Temple of the Falling Stars

It was summer and night in this city in the desert
and though the heat of the day had diminished
it lingered long, humid on our skin
as we lay on the grass and watched a hundred stars fall.

I took your hand, led you from the lights and the crowd
to walk among those stars and speak in halting sentences
and wander without direction. We found a pool of darkness
and pulled each other down to lay again on a blanket of grass.

We lay in the shadow of an odd and angular building,
a star-rimmed silhouette against the breathless sweep of sky.
The Temple, we named it, The Temple of the Falling Stars,
and I promised you I’d write you a song about it.

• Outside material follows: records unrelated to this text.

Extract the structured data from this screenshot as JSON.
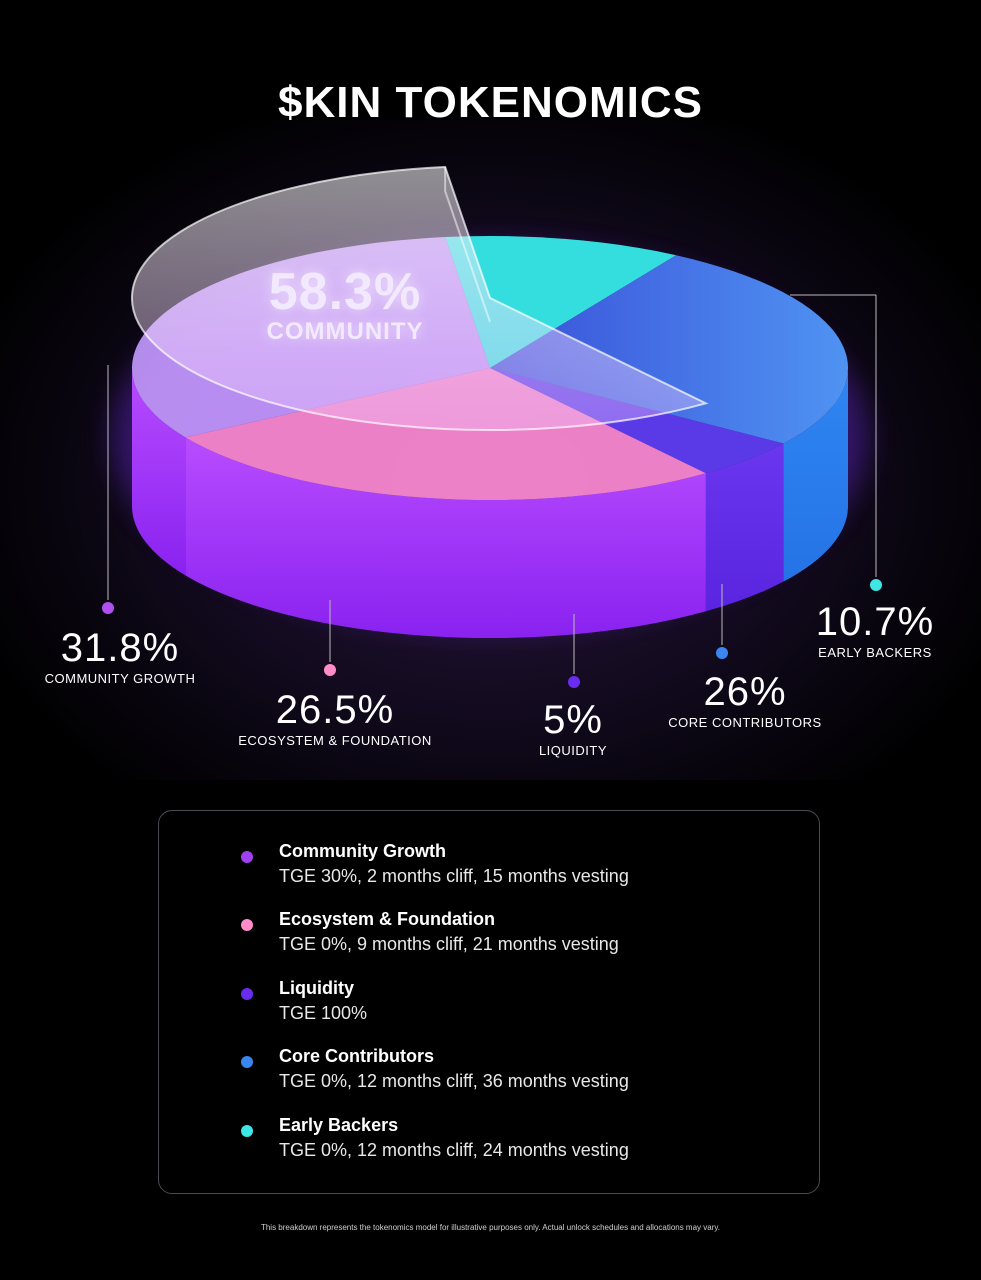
{
  "title": "$KIN TOKENOMICS",
  "highlight": {
    "pct": "58.3%",
    "name": "COMMUNITY"
  },
  "chart_data": {
    "type": "pie",
    "title": "$KIN TOKENOMICS",
    "slices": [
      {
        "name": "COMMUNITY GROWTH",
        "value": 31.8,
        "label": "31.8%",
        "color": "#9b30ff"
      },
      {
        "name": "ECOSYSTEM & FOUNDATION",
        "value": 26.5,
        "label": "26.5%",
        "color": "#ff7fd0"
      },
      {
        "name": "LIQUIDITY",
        "value": 5,
        "label": "5%",
        "color": "#6a2cf0"
      },
      {
        "name": "CORE CONTRIBUTORS",
        "value": 26,
        "label": "26%",
        "color": "#2f7ff0"
      },
      {
        "name": "EARLY BACKERS",
        "value": 10.7,
        "label": "10.7%",
        "color": "#3fe6e6"
      }
    ],
    "group": {
      "name": "COMMUNITY",
      "value": 58.3
    }
  },
  "legend": [
    {
      "name": "Community Growth",
      "desc": "TGE 30%, 2 months cliff, 15 months vesting",
      "color": "#a040f0"
    },
    {
      "name": "Ecosystem & Foundation",
      "desc": "TGE 0%, 9 months cliff, 21 months vesting",
      "color": "#ff8cc8"
    },
    {
      "name": "Liquidity",
      "desc": "TGE 100%",
      "color": "#6a2cf0"
    },
    {
      "name": "Core Contributors",
      "desc": "TGE 0%, 12 months cliff, 36 months vesting",
      "color": "#3a86f0"
    },
    {
      "name": "Early Backers",
      "desc": "TGE 0%, 12 months cliff, 24 months vesting",
      "color": "#3fe6e6"
    }
  ],
  "footnote": "This breakdown represents the tokenomics model for illustrative purposes only. Actual unlock schedules and allocations may vary."
}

We intended no irony in bestowing that name, the Temple,
for the night’s music and the sky’s strange fire and the promise of new
passion had raised in us a sacred sense, the wet hot air and bits
of burning star we gulped with every gasping breath a sacrament.

In the grip of that humid night we shivered and trembled,
later still in the stifling heat of my room I tasted salt on your skin
and pulled you from my bed into the night to sway together,
bodies spent, soaked beneath a sudden summer storm.

Years later, an ocean between us, I learned that those stars were not
stars but only specks of sand burst by friction into brilliant fire
as they hurled from frigid space toward us there in those humid shadows.
But in that night we worshipped them for what we knew them to be,
a sacred omen, a shower of sparks from a million shattered stars.